Lors de la conception du système de collecte de preuves, une tentation revenait naturellement : ajouter un bouton qui corrige directement chaque écart détecté.
Sur le papier, l’expérience paraît meilleure. Le scanner trouve un accès public, une option d’authentification ou un paramètre de sécurité ; l’utilisateur clique ; le problème disparaît.
Je n’ai pas retenu ce modèle.
Le scanner fonctionne avec des permissions de lecture. Il observe, qualifie et propose. Les corrections vivent dans un dépôt distinct, sous une identité d’écriture séparée, avec un plan Terraform et une approbation.
Observer n’autorise pas à modifier
Le droit d’observer un environnement ne doit pas donner implicitement le droit de le modifier. Un responsable de plateforme peut accepter un outil en lecture là où un composant disposant de droits d’écriture serait légitimement refusé.
Une correction apparemment simple peut aussi casser un consommateur existant. Fermer un accès public, désactiver une authentification locale ou modifier une propriété de réseau exige de connaître les dépendances. L’outil peut produire une recommandation et préparer un plan ; il ne peut pas inventer l’acceptation du risque métier.
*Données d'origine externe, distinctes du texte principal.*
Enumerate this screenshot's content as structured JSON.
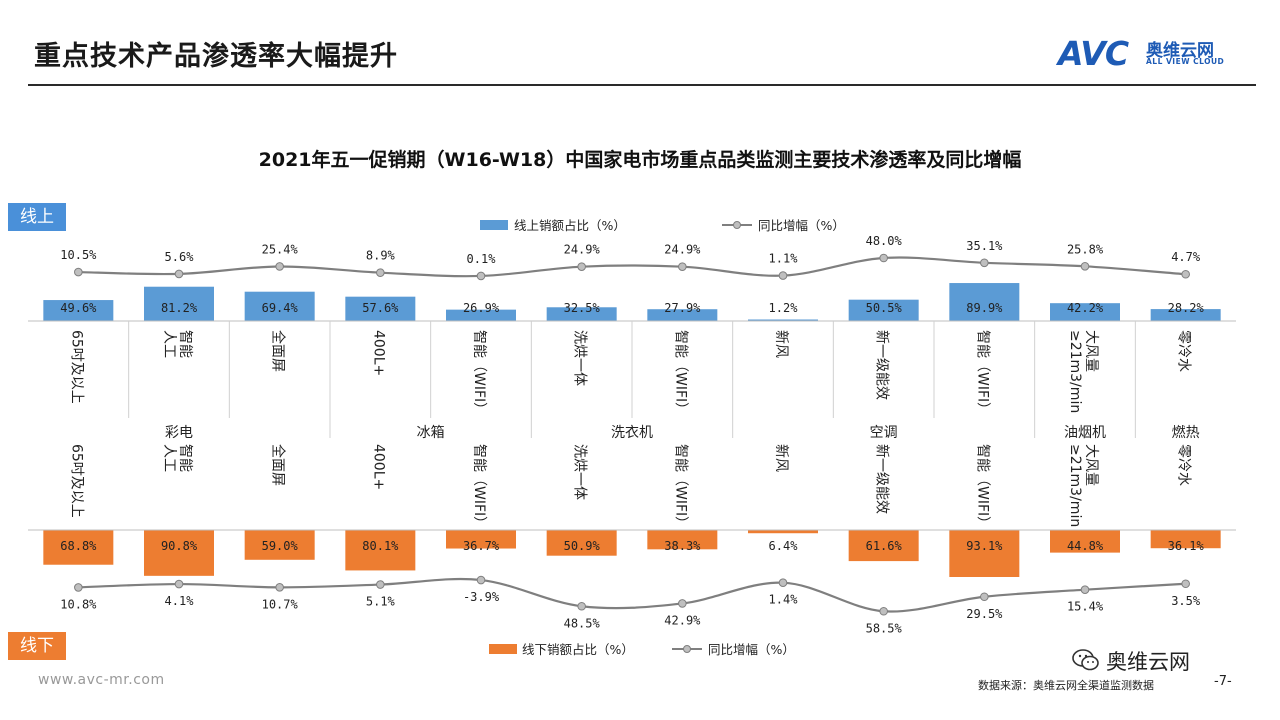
{
  "header": {
    "title": "重点技术产品渗透率大幅提升",
    "logo_mark": "AVC",
    "logo_cn": "奥维云网",
    "logo_en": "ALL VIEW CLOUD"
  },
  "badges": {
    "online": "线上",
    "offline": "线下"
  },
  "footer": {
    "url": "www.avc-mr.com",
    "source": "数据来源：奥维云网全渠道监测数据",
    "page": "-7-",
    "wechat": "奥维云网"
  },
  "colors": {
    "online_bar": "#5b9bd5",
    "offline_bar": "#ed7d31",
    "line": "#7f7f7f",
    "badge_online": "#4a90d9",
    "badge_offline": "#ed7d31"
  },
  "chart_data": {
    "type": "bar",
    "title": "2021年五一促销期（W16-W18）中国家电市场重点品类监测主要技术渗透率及同比增幅",
    "categories": [
      "65吋及以上",
      "人工智能",
      "全面屏",
      "400L+",
      "智能（WIFI）",
      "洗烘一体",
      "智能（WIFI）",
      "新风",
      "新一级能效",
      "智能（WIFI）",
      "大风量≥21m3/min",
      "零冷水"
    ],
    "category_lines": [
      [
        "65吋及以上"
      ],
      [
        "人工",
        "智能"
      ],
      [
        "全面屏"
      ],
      [
        "400L+"
      ],
      [
        "智能（WIFI）"
      ],
      [
        "洗烘一体"
      ],
      [
        "智能（WIFI）"
      ],
      [
        "新风"
      ],
      [
        "新一级能效"
      ],
      [
        "智能（WIFI）"
      ],
      [
        "≥21m3/min",
        "大风量"
      ],
      [
        "零冷水"
      ]
    ],
    "groups": [
      {
        "label": "彩电",
        "span": 3
      },
      {
        "label": "冰箱",
        "span": 2
      },
      {
        "label": "洗衣机",
        "span": 2
      },
      {
        "label": "空调",
        "span": 3
      },
      {
        "label": "油烟机",
        "span": 1
      },
      {
        "label": "燃热",
        "span": 1
      }
    ],
    "online": {
      "legend_bar": "线上销额占比（%）",
      "legend_line": "同比增幅（%）",
      "share": [
        49.6,
        81.2,
        69.4,
        57.6,
        26.9,
        32.5,
        27.9,
        1.2,
        50.5,
        89.9,
        42.2,
        28.2
      ],
      "share_labels": [
        "49.6%",
        "81.2%",
        "69.4%",
        "57.6%",
        "26.9%",
        "32.5%",
        "27.9%",
        "1.2%",
        "50.5%",
        "89.9%",
        "42.2%",
        "28.2%"
      ],
      "growth": [
        10.5,
        5.6,
        25.4,
        8.9,
        0.1,
        24.9,
        24.9,
        1.1,
        48.0,
        35.1,
        25.8,
        4.7
      ],
      "growth_labels": [
        "10.5%",
        "5.6%",
        "25.4%",
        "8.9%",
        "0.1%",
        "24.9%",
        "24.9%",
        "1.1%",
        "48.0%",
        "35.1%",
        "25.8%",
        "4.7%"
      ]
    },
    "offline": {
      "legend_bar": "线下销额占比（%）",
      "legend_line": "同比增幅（%）",
      "share": [
        68.8,
        90.8,
        59.0,
        80.1,
        36.7,
        50.9,
        38.3,
        6.4,
        61.6,
        93.1,
        44.8,
        36.1
      ],
      "share_labels": [
        "68.8%",
        "90.8%",
        "59.0%",
        "80.1%",
        "36.7%",
        "50.9%",
        "38.3%",
        "6.4%",
        "61.6%",
        "93.1%",
        "44.8%",
        "36.1%"
      ],
      "growth": [
        10.8,
        4.1,
        10.7,
        5.1,
        -3.9,
        48.5,
        42.9,
        1.4,
        58.5,
        29.5,
        15.4,
        3.5
      ],
      "growth_labels": [
        "10.8%",
        "4.1%",
        "10.7%",
        "5.1%",
        "-3.9%",
        "48.5%",
        "42.9%",
        "1.4%",
        "58.5%",
        "29.5%",
        "15.4%",
        "3.5%"
      ]
    }
  }
}
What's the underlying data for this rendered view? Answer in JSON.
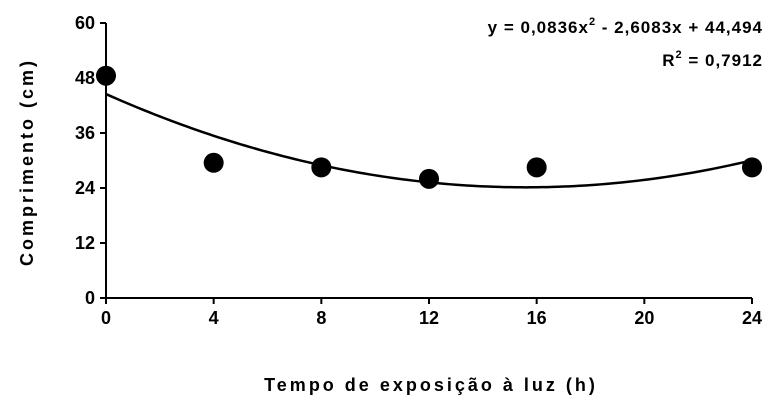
{
  "chart_data": {
    "type": "scatter",
    "xlabel": "Tempo de exposição à luz (h)",
    "ylabel": "Comprimento (cm)",
    "xlim": [
      0,
      24
    ],
    "ylim": [
      0,
      60
    ],
    "x_ticks": [
      "0",
      "4",
      "8",
      "12",
      "16",
      "20",
      "24"
    ],
    "y_ticks": [
      "0",
      "12",
      "24",
      "36",
      "48",
      "60"
    ],
    "grid": false,
    "points": [
      {
        "x": 0,
        "y": 48.5
      },
      {
        "x": 4,
        "y": 29.5
      },
      {
        "x": 8,
        "y": 28.5
      },
      {
        "x": 12,
        "y": 26.0
      },
      {
        "x": 16,
        "y": 28.5
      },
      {
        "x": 24,
        "y": 28.5
      }
    ],
    "trendline": {
      "type": "polynomial",
      "coefficients": [
        0.0836,
        -2.6083,
        44.494
      ]
    },
    "annotations": {
      "equation_pre": "y = 0,0836x",
      "equation_sup": "2",
      "equation_post": " - 2,6083x + 44,494",
      "r2_pre": "R",
      "r2_sup": "2",
      "r2_post": " = 0,7912"
    },
    "colors": {
      "marker": "#000000",
      "line": "#000000",
      "axis": "#000000"
    }
  }
}
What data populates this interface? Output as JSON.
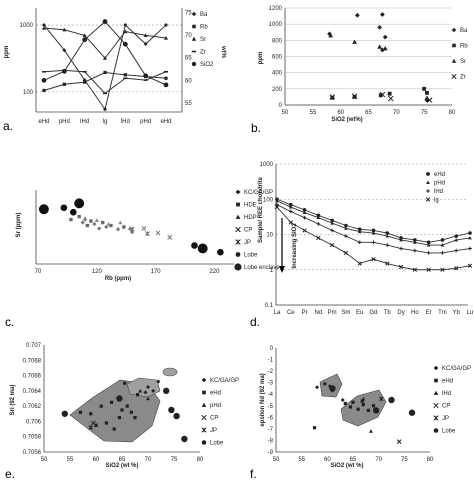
{
  "chart_data": [
    {
      "panel": "a.",
      "type": "line",
      "categories": [
        "eHd",
        "pHd",
        "lHd",
        "lg",
        "lHd",
        "pHd",
        "eHd"
      ],
      "y_left_label": "ppm",
      "y_left_scale": "log",
      "y_left_ticks": [
        "1000",
        "100"
      ],
      "y_left_lim": [
        50,
        1800
      ],
      "y_right_label": "wt%",
      "y_right_ticks": [
        "75",
        "70",
        "65",
        "60",
        "55"
      ],
      "y_right_lim": [
        53,
        76
      ],
      "series": [
        {
          "name": "Ba",
          "axis": "left",
          "marker": "diamond",
          "values": [
            1000,
            420,
            150,
            55,
            1000,
            520,
            1000
          ]
        },
        {
          "name": "Rb",
          "axis": "left",
          "marker": "square",
          "values": [
            105,
            130,
            140,
            195,
            180,
            170,
            160
          ]
        },
        {
          "name": "Sr",
          "axis": "left",
          "marker": "triangle",
          "values": [
            900,
            850,
            700,
            320,
            800,
            700,
            640
          ]
        },
        {
          "name": "Zr",
          "axis": "left",
          "marker": "dash",
          "values": [
            200,
            210,
            200,
            95,
            160,
            150,
            200
          ]
        },
        {
          "name": "SiO2",
          "axis": "right",
          "marker": "circle",
          "values": [
            60,
            62,
            69,
            73,
            68,
            61,
            59
          ]
        }
      ]
    },
    {
      "panel": "b.",
      "type": "scatter",
      "xlabel": "SiO2 (wt%)",
      "ylabel": "ppm",
      "xlim": [
        50,
        80
      ],
      "ylim": [
        0,
        1200
      ],
      "x_ticks": [
        "50",
        "55",
        "60",
        "65",
        "70",
        "75",
        "80"
      ],
      "y_ticks": [
        "0",
        "200",
        "400",
        "600",
        "800",
        "1000",
        "1200"
      ],
      "series": [
        {
          "name": "Ba",
          "marker": "diamond",
          "points": [
            [
              58,
              880
            ],
            [
              63,
              1110
            ],
            [
              67.5,
              1120
            ],
            [
              67,
              960
            ],
            [
              68,
              840
            ],
            [
              67.5,
              680
            ],
            [
              75.5,
              60
            ]
          ]
        },
        {
          "name": "Rb",
          "marker": "square",
          "points": [
            [
              58.5,
              90
            ],
            [
              62.5,
              100
            ],
            [
              67.2,
              120
            ],
            [
              68.8,
              140
            ],
            [
              75,
              200
            ],
            [
              75.5,
              150
            ]
          ]
        },
        {
          "name": "Sr",
          "marker": "triangle",
          "points": [
            [
              58.2,
              860
            ],
            [
              62.5,
              780
            ],
            [
              67,
              720
            ],
            [
              68,
              700
            ],
            [
              75.5,
              90
            ]
          ]
        },
        {
          "name": "Zr",
          "marker": "x",
          "points": [
            [
              58.5,
              100
            ],
            [
              62.5,
              110
            ],
            [
              67.5,
              130
            ],
            [
              69,
              80
            ],
            [
              76,
              60
            ]
          ]
        }
      ]
    },
    {
      "panel": "c.",
      "type": "scatter",
      "xlabel": "Rb (ppm)",
      "ylabel": "Sr (ppm)",
      "xlim": [
        70,
        240
      ],
      "ylim": [
        0,
        1000
      ],
      "x_ticks": [
        "70",
        "120",
        "170",
        "220"
      ],
      "series": [
        {
          "name": "KC/GA/GP",
          "marker": "diamond",
          "points": [
            [
              100,
              680
            ],
            [
              110,
              600
            ],
            [
              118,
              540
            ],
            [
              128,
              500
            ],
            [
              138,
              470
            ],
            [
              150,
              430
            ],
            [
              108,
              560
            ],
            [
              122,
              480
            ]
          ]
        },
        {
          "name": "HDE",
          "marker": "square",
          "points": [
            [
              105,
              640
            ],
            [
              115,
              580
            ],
            [
              125,
              560
            ],
            [
              132,
              520
            ],
            [
              143,
              500
            ],
            [
              112,
              520
            ],
            [
              98,
              600
            ]
          ]
        },
        {
          "name": "HDP",
          "marker": "triangle",
          "points": [
            [
              110,
              620
            ],
            [
              120,
              590
            ],
            [
              130,
              540
            ],
            [
              140,
              560
            ],
            [
              148,
              480
            ]
          ]
        },
        {
          "name": "CP",
          "marker": "x",
          "points": [
            [
              160,
              480
            ],
            [
              172,
              420
            ],
            [
              182,
              360
            ]
          ]
        },
        {
          "name": "JP",
          "marker": "asterisk",
          "points": [
            [
              150,
              470
            ],
            [
              163,
              410
            ]
          ]
        },
        {
          "name": "Lobe",
          "marker": "circle",
          "points": [
            [
              92,
              760
            ],
            [
              100,
              700
            ],
            [
              203,
              250
            ],
            [
              225,
              160
            ]
          ]
        },
        {
          "name": "Lobe enclave",
          "marker": "circle-large",
          "points": [
            [
              75,
              740
            ],
            [
              105,
              820
            ],
            [
              210,
              210
            ]
          ]
        }
      ]
    },
    {
      "panel": "d.",
      "type": "line",
      "ylabel": "Sample/ REE chondrite",
      "y_scale": "log",
      "y_ticks": [
        "1000",
        "100",
        "10",
        "1",
        "0.1"
      ],
      "ylim": [
        0.1,
        1000
      ],
      "categories": [
        "La",
        "Ce",
        "Pr",
        "Nd",
        "Pm",
        "Sm",
        "Eu",
        "Gd",
        "Tb",
        "Dy",
        "Ho",
        "Er",
        "Tm",
        "Yb",
        "Lu"
      ],
      "annotation": "Increasing SiO2",
      "series": [
        {
          "name": "eHd",
          "marker": "circle",
          "values": [
            100,
            70,
            50,
            35,
            25,
            18,
            14,
            13,
            11,
            8,
            7,
            6,
            7,
            9,
            11
          ]
        },
        {
          "name": "pHd",
          "marker": "triangle",
          "values": [
            90,
            60,
            42,
            30,
            21,
            15,
            12,
            11,
            9,
            7,
            6,
            5,
            5,
            7,
            8
          ]
        },
        {
          "name": "lHd",
          "marker": "plus",
          "values": [
            70,
            45,
            30,
            20,
            13,
            9,
            6,
            6,
            5,
            4,
            3.5,
            3,
            3,
            3.5,
            4
          ]
        },
        {
          "name": "lg",
          "marker": "x",
          "values": [
            60,
            22,
            13,
            8,
            5,
            3,
            1.5,
            2,
            1.5,
            1.2,
            1,
            1,
            1,
            1.1,
            1.3
          ]
        }
      ]
    },
    {
      "panel": "e.",
      "type": "scatter",
      "xlabel": "SiO2 (wt %)",
      "ylabel": "Sri (92 ma)",
      "xlim": [
        50,
        80
      ],
      "ylim": [
        0.7056,
        0.707
      ],
      "x_ticks": [
        "50",
        "55",
        "60",
        "65",
        "70",
        "75",
        "80"
      ],
      "y_ticks": [
        "0.707",
        "0.7068",
        "0.7066",
        "0.7064",
        "0.7062",
        "0.706",
        "0.7058",
        "0.7056"
      ],
      "series": [
        {
          "name": "KC/GA/GP",
          "marker": "diamond",
          "points": [
            [
              70,
              0.70645
            ],
            [
              71,
              0.7064
            ],
            [
              72,
              0.70652
            ],
            [
              69.5,
              0.70638
            ]
          ]
        },
        {
          "name": "eHd",
          "marker": "square",
          "points": [
            [
              57,
              0.70612
            ],
            [
              59,
              0.7061
            ],
            [
              60,
              0.70595
            ],
            [
              61,
              0.7062
            ],
            [
              62,
              0.70598
            ],
            [
              63,
              0.70625
            ],
            [
              64.5,
              0.70605
            ],
            [
              65,
              0.70615
            ],
            [
              66,
              0.7062
            ],
            [
              67.5,
              0.70605
            ],
            [
              65.5,
              0.7065
            ],
            [
              68,
              0.70635
            ],
            [
              66.8,
              0.70612
            ],
            [
              63.5,
              0.7059
            ]
          ]
        },
        {
          "name": "pHd",
          "marker": "triangle",
          "points": [
            [
              60,
              0.70595
            ],
            [
              68.5,
              0.7064
            ],
            [
              70,
              0.7063
            ]
          ]
        },
        {
          "name": "CP",
          "marker": "x",
          "points": [
            [
              59.5,
              0.70598
            ]
          ]
        },
        {
          "name": "JP",
          "marker": "asterisk",
          "points": [
            [
              59,
              0.70592
            ]
          ]
        },
        {
          "name": "Lobe",
          "marker": "circle",
          "points": [
            [
              54,
              0.7061
            ],
            [
              64.5,
              0.7063
            ],
            [
              73.5,
              0.7064
            ],
            [
              74.5,
              0.70615
            ],
            [
              75.5,
              0.70607
            ],
            [
              77,
              0.70577
            ]
          ]
        }
      ]
    },
    {
      "panel": "f.",
      "type": "scatter",
      "xlabel": "SiO2 (wt %)",
      "ylabel": "epsilon Nd (92 ma)",
      "xlim": [
        50,
        80
      ],
      "ylim": [
        -9,
        0
      ],
      "x_ticks": [
        "50",
        "55",
        "60",
        "65",
        "70",
        "75",
        "80"
      ],
      "y_ticks": [
        "0",
        "-1",
        "-2",
        "-3",
        "-4",
        "-5",
        "-6",
        "-7",
        "-8",
        "-9"
      ],
      "series": [
        {
          "name": "KC/GA/GP",
          "marker": "diamond",
          "points": [
            [
              58,
              -3.4
            ],
            [
              59.5,
              -3.1
            ],
            [
              60.5,
              -3.3
            ],
            [
              61,
              -3.7
            ],
            [
              63,
              -4.5
            ]
          ]
        },
        {
          "name": "eHd",
          "marker": "square",
          "points": [
            [
              57.5,
              -6.9
            ],
            [
              63.5,
              -4.8
            ],
            [
              64.5,
              -5.1
            ],
            [
              65,
              -4.7
            ],
            [
              66,
              -5.3
            ],
            [
              67,
              -4.9
            ],
            [
              68,
              -5.4
            ],
            [
              69,
              -5.0
            ],
            [
              66.8,
              -4.6
            ]
          ]
        },
        {
          "name": "lHd",
          "marker": "triangle",
          "points": [
            [
              68.5,
              -7.2
            ],
            [
              67,
              -4.4
            ]
          ]
        },
        {
          "name": "CP",
          "marker": "x",
          "points": [
            [
              74,
              -8.1
            ]
          ]
        },
        {
          "name": "JP",
          "marker": "asterisk",
          "points": [
            [
              70.5,
              -4.4
            ]
          ]
        },
        {
          "name": "Lobe",
          "marker": "circle",
          "points": [
            [
              69.5,
              -5.4
            ],
            [
              72.5,
              -4.5
            ],
            [
              76.5,
              -5.6
            ],
            [
              61,
              -3.5
            ]
          ]
        }
      ]
    }
  ],
  "panel_labels": [
    "a.",
    "b.",
    "c.",
    "d.",
    "e.",
    "f."
  ],
  "axis_texts": {
    "a_left": "ppm",
    "a_right": "wt%",
    "b_x": "SiO2 (wt%)",
    "b_y": "ppm",
    "c_x": "Rb (ppm)",
    "c_y": "Sr (ppm)",
    "d_y": "Sample/ REE chondrite",
    "d_note": "Increasing SiO2",
    "e_x": "SiO2 (wt %)",
    "e_y": "Sri (92 ma)",
    "f_x": "SiO2 (wt %)",
    "f_y": "epsilon Nd (92 ma)"
  }
}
Conserver la chaîne de décision
La séparation améliore également la preuve. Dans le modèle retenu, le constat initial, le plan, l’approbation, l’application et le nouveau scan doivent former une chaîne relisible. Si le scanner corrige silencieusement au moment où il observe, l’état avant devient plus difficile à conserver et la responsabilité de la modification plus floue.
- Scan en lecture seule.
- Export des écarts approuvés.
- Plan sous une identité d’écriture dédiée.
- Revue humaine.
- Application des changements autorisés.
- Nouveau scan.
Les modifications considérées comme risquées restent soumises à une validation dédiée. Certaines corrections ne sont d’ailleurs pas automatisables proprement : changer de région ou transformer un cluster public en cluster privé relève d’un travail d’architecture, pas d’un bouton.
L’automatisation est utile lorsqu’elle rend une décision plus sûre et plus répétable. Elle devient dangereuse lorsqu’elle masque la décision qu’elle est en train de prendre.
Vérifier la séparation
Contrôle minimalLa séparation est prouvée par les identités et les artefacts, pas seulement par deux dépôts.
- Examiner les permissions effectives de l’identité du scanner et vérifier que son exécution ne dispose d’aucun droit de modification.
- Confirmer que l’identité de remédiation est distincte et inaccessible au processus d’exécution du scanner.
- Relier les identifiants du scan initial, de l’export, du plan, de l’approbation, de l’application et du nouveau scan.
- Rejouer un cas refusé ou sans changement et vérifier qu’aucune modification n’est appliquée.
Frontière de preuveActif public. Le modèle de séparation, les points d’approbation et leurs limites sont documentés dans Azure AI Assurance Remediations.